Lectures & seminars: Throughout the course, lectures and seminars are widely used to deliver information. Students will at times share lectures with other Masters courses, enabling them to interact with other students. Teaching by academic staff will constitute approximately 50% of the formal teaching hours, with the remainder being delivered by industry experts. Some of the teaching will be delivered with a seminar style approach in order to promote open discussion around specific topics or theories. There are a large number of weekly and monthly seminar series across the University in many areas of therapeutic sciences and students will be strongly encouraged to attend as many as possible. Students will, overall, be expected to take responsibility for their own learning and will need to manage their time effectively to fit this around the academic timetable and any other activities that they may become involved in. There are also a number of workshops which will be delivered by academic and industry tutors which will require students to work individually or in groups based around information garnered in their lectures and seminars. Students will be encouraged to discuss topics and theories that they have read in class or independently, weighing its merits or considering its legal / regulatory or ethical implications in the real-life setting in therapeutic sciences. Discussions will be an important part of the overall MPhil experience, giving students not only access to other wide-ranging viewpoints on the same subject matter, but also enabling them to consider different rationale and to become familiar with psychology and logic, important elements in the industrial setting.
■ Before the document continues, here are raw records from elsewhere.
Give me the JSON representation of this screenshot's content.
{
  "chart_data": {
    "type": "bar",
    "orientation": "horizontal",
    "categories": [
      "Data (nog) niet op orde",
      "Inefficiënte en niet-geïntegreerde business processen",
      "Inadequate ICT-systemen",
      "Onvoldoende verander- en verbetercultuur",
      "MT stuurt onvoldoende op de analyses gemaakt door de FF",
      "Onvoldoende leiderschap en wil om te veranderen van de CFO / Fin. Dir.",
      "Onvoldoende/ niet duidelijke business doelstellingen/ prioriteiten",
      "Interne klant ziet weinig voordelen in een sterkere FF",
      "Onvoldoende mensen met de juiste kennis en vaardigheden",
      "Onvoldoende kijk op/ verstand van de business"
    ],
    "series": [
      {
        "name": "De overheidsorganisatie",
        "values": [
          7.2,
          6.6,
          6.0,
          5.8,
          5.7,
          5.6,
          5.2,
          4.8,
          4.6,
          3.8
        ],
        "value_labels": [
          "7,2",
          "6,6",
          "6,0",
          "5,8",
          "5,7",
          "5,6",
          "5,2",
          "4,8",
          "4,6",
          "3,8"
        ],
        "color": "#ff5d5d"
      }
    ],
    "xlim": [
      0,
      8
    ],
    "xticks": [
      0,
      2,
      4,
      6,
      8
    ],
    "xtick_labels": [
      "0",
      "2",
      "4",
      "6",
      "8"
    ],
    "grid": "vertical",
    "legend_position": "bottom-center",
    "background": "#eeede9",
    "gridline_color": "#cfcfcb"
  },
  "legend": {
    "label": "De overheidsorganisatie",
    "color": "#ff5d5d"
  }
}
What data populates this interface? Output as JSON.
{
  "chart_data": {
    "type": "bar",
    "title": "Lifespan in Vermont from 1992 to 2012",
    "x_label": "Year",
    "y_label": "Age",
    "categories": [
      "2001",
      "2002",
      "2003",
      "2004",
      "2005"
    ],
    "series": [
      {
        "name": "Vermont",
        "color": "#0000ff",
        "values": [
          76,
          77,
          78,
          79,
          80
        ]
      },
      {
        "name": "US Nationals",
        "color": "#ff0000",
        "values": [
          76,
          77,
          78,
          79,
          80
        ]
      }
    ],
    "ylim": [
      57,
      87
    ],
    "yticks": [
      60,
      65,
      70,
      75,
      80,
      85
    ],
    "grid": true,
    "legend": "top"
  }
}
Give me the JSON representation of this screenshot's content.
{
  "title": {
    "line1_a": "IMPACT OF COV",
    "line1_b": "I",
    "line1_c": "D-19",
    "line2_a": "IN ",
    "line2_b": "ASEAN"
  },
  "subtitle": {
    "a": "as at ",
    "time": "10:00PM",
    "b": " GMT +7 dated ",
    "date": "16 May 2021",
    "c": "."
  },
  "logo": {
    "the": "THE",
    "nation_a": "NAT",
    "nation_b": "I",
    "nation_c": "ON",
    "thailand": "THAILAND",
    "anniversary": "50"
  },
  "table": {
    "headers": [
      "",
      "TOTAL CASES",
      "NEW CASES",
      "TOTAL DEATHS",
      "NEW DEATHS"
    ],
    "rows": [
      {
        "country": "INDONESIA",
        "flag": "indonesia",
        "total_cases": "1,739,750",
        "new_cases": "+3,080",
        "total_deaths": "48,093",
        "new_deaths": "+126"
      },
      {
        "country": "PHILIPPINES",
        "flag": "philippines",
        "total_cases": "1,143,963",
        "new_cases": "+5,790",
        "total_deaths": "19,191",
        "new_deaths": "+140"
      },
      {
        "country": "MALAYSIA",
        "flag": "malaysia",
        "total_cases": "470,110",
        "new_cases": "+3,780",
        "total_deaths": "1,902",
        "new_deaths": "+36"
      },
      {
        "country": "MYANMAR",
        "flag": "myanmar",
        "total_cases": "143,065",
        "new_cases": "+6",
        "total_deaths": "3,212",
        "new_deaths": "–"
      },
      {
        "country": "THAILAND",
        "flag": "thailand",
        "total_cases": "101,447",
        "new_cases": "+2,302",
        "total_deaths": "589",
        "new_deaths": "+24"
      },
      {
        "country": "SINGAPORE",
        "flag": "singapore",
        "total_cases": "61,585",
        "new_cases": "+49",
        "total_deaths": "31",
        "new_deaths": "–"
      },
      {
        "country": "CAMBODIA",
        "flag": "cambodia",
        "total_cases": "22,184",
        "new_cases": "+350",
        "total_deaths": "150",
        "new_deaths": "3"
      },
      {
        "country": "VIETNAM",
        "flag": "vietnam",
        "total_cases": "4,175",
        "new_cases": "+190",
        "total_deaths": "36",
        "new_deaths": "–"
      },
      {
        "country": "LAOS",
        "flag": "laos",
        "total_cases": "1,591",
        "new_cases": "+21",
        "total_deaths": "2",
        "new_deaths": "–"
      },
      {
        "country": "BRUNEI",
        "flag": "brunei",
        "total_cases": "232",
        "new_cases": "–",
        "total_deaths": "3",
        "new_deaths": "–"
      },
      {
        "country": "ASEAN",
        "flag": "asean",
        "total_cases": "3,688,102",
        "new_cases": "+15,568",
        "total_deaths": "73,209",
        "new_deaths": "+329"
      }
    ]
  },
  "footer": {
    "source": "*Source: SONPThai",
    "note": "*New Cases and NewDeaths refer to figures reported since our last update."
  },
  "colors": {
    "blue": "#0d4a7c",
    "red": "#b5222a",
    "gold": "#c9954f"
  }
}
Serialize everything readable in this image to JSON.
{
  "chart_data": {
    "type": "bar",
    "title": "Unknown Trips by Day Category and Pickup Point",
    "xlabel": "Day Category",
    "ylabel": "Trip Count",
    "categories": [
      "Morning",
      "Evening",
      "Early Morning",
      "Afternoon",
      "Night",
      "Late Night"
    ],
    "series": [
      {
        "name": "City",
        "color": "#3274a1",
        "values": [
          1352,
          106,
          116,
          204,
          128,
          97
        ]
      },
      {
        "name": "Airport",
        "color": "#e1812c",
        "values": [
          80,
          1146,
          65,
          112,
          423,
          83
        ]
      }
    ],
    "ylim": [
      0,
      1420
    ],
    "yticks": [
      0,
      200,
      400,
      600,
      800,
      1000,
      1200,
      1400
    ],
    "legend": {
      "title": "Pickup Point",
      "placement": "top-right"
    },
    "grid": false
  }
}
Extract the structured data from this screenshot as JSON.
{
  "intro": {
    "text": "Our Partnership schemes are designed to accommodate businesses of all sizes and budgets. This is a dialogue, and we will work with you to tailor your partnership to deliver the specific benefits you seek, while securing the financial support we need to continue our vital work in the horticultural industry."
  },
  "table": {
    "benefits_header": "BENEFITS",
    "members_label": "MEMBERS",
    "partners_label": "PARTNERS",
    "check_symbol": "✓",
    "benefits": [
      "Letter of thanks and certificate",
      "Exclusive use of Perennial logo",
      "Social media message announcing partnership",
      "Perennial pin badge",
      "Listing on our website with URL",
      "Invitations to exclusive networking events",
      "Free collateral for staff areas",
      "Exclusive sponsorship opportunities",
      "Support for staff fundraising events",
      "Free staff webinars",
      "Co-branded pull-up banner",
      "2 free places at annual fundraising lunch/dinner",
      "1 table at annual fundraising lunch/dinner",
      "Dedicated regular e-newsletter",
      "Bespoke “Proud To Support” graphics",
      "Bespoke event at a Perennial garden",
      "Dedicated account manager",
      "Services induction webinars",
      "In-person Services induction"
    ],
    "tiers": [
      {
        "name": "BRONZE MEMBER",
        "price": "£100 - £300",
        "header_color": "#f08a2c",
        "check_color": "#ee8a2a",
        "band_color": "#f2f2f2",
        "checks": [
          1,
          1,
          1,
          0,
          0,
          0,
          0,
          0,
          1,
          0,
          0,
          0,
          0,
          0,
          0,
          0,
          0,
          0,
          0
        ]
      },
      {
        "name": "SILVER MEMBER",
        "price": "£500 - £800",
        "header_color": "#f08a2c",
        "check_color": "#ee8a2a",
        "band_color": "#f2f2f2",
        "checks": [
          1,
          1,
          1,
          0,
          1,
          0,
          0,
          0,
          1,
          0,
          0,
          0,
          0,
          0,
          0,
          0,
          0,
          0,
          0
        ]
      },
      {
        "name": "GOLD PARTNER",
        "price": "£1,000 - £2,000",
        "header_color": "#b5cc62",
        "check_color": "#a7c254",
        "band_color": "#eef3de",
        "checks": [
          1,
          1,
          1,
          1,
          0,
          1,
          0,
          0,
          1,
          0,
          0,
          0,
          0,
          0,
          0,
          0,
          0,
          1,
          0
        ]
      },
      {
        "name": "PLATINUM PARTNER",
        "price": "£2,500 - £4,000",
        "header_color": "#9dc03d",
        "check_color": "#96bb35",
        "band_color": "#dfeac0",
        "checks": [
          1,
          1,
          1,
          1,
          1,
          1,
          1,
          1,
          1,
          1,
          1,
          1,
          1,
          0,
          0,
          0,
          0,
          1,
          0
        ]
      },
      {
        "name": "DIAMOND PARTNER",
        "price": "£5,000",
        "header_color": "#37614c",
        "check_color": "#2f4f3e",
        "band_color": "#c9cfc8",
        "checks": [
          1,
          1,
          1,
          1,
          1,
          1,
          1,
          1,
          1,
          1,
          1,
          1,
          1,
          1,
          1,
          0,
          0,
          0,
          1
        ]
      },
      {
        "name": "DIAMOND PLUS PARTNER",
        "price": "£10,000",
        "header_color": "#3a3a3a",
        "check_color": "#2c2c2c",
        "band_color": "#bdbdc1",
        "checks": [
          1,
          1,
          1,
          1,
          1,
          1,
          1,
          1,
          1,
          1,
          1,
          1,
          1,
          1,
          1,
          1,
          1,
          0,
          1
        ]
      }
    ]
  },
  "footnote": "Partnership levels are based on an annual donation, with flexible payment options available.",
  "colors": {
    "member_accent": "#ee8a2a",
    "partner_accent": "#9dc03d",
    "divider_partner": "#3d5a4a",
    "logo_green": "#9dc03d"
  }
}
Laboratory and practical learning: Learning by doing will be an important part of this course. These sessions aim to give students an insight into a working environment, knowledge of experimental methods and techniques and an understanding of the academic and industry material taught on the course. Students will work independently, in pairs or as part of a small team and for some elements, where a practical element is incorporated, will be required to submit a piece of work.

Problem-based / Enquiry-based learning and field trips: Field trips will be an important element of the course. Similar to laboratory and practical work, fieldwork can help students put their theoretical knowledge into practice or see how this knowledge can be adapted depending on the therapeutic area. Trips may last a few hours to a full day. A number of high profile therapeutics companies in close proximity to Cambridge are keen to invite students from this course to their sites to show the practical application of the information they will teach and are also willing to run real-life problem-based and enquiry-based workshops. Here, groups of students will be presented with a real-life problem or scenario and will need to work as a team to investigate potential solutions while identifying what skills or knowledge are needed to effectively manage the situation.